Today's tea from What-Cha might win the award for the most unique terroir I have experienced! Azores 'Encosta de Bruma' Premium Green Tea is, as the name says, from the Azores and is from the oldest European tea estate, the Gorreana Tea Estate. They have been producing tea since 1883, they have been pesticide free for 130 years, that is some old school organic practices! The thing that infuriates me is none of my tea history books mention this tea estate, or if they did it was so brief that I forgot about it, tsk tsk, I was not even aware that the Azores produced tea, so being able to be educated about a new tea producing region makes this tea extra special to me. The aroma of the green leaves is gentle, with initial notes of fruit and vegetal. This transitions to sea air and a touch of tomato leaves. I would say that the aroma is both interesting and non-assuming, so it is not like getting hit in the face by a wave or sitting in a pile of fruit. It balances its sweet and savory notes quite well.

I decided to steep this tea Western Style, as it fitting for a European tea. The steeped leaves are still quite gentle with their aroma, it is savory too, with notes of tomato leaf, a bit of tomato, and a nice pinch of sea air. I think it is safe to say that these leaves have some serious umami going on. Which is a total contrast to the liquid! Its aroma is a great blend of fruity notes, specifically apricots and a bit of orange, along with fresh tomato. I will be honest, I had to do a double take sniff, because it caught me a bit off guard. It is a strange aroma, but not an unpleasant one, it reminds me a bit of a salad.

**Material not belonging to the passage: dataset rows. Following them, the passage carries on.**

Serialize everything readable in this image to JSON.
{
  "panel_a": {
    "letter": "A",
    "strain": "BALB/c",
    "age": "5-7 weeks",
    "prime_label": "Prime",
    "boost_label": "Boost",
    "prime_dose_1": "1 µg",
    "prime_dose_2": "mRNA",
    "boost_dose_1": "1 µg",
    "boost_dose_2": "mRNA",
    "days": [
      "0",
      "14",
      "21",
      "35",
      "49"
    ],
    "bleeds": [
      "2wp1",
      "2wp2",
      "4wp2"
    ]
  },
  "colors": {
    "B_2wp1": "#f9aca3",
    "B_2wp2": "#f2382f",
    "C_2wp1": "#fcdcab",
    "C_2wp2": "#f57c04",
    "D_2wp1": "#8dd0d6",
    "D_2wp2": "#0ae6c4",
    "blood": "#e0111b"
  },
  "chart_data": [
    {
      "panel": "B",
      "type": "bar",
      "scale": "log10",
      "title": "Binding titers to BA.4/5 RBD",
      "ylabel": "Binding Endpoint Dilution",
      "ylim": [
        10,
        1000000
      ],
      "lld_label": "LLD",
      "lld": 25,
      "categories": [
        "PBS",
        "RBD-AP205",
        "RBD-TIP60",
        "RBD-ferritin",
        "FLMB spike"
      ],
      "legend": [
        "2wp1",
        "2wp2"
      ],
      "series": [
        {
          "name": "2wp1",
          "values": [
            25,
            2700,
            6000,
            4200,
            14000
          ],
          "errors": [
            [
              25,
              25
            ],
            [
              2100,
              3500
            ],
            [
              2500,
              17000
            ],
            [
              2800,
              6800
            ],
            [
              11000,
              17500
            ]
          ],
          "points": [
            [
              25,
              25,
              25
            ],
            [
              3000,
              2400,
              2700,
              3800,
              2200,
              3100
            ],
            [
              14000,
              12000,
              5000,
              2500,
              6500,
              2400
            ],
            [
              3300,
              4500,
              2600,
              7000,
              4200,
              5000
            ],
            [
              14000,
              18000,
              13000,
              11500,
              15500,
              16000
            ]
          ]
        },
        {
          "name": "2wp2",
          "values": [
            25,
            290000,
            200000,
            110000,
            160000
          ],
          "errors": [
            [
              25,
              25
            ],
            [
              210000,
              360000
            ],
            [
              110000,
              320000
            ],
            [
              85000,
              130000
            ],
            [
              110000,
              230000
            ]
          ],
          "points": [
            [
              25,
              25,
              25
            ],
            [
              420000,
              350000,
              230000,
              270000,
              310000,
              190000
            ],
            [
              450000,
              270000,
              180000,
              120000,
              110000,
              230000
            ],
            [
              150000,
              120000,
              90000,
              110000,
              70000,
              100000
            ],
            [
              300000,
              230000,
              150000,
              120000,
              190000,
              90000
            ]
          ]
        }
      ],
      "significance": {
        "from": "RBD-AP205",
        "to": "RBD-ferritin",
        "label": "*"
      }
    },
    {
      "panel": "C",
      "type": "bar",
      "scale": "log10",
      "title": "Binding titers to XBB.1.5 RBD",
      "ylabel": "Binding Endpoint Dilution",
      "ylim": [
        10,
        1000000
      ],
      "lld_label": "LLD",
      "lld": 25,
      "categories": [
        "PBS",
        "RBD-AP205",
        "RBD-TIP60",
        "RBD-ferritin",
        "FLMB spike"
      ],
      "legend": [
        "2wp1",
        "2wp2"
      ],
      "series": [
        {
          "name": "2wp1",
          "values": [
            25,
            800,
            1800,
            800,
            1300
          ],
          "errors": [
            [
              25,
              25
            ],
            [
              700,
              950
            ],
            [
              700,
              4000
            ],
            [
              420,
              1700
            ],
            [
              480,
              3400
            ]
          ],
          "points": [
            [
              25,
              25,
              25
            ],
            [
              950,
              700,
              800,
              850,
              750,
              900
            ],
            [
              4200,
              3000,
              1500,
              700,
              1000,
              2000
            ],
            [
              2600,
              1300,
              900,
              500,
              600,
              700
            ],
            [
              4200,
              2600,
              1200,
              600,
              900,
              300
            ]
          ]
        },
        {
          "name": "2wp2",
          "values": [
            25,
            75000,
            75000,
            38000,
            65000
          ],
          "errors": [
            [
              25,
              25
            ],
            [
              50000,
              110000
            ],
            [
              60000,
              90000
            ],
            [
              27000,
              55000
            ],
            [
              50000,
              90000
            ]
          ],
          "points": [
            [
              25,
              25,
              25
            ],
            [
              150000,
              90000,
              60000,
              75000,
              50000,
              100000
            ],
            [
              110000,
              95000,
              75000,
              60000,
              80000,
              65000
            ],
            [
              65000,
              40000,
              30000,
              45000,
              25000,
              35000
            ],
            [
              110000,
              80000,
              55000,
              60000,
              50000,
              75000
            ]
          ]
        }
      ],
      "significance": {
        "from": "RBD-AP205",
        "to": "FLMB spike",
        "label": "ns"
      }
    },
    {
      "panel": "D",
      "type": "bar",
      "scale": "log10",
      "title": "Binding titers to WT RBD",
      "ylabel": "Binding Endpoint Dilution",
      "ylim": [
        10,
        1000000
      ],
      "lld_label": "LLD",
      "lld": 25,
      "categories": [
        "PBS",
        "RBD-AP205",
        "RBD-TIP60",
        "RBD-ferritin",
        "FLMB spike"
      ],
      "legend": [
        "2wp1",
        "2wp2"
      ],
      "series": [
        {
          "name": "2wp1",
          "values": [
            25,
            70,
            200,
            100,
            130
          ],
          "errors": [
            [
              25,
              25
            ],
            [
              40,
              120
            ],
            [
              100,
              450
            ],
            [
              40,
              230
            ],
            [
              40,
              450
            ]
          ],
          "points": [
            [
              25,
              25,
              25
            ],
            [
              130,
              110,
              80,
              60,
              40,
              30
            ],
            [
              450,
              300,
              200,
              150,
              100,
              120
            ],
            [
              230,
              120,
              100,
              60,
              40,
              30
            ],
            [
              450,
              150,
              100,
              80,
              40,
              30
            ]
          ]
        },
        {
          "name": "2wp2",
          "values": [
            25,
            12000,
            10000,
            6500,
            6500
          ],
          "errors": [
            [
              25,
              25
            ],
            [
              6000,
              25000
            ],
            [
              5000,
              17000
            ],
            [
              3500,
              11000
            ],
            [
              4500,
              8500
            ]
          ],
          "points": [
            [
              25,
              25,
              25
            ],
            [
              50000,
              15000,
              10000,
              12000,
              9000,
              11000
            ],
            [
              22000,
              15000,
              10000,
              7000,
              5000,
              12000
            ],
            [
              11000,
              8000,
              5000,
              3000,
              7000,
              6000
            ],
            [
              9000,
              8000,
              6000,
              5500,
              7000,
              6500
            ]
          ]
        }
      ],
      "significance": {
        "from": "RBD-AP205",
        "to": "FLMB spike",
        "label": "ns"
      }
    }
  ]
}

The taste is delightfully mild, sometimes you want a tea with a bold in your face taste, other times you want a tea that is mild and delicate, this is definitely that tea. It starts out fairly savory with notes of sea air and tomato leaf, this slowly transitions to sweetness until it is like taking a full bite out of a fresh apricot. Drinking this tea reminded me of standing on a sea side cliff in Maine while eating an apricot, the refreshing sea air and lush vegetation with fruity sweetness make for a very refreshing cup. I could certainly see myself reaching for a cup of this tea when I have a headache and I want a light, refreshing, tea with very clear and crisp flavors that do not overwhelm.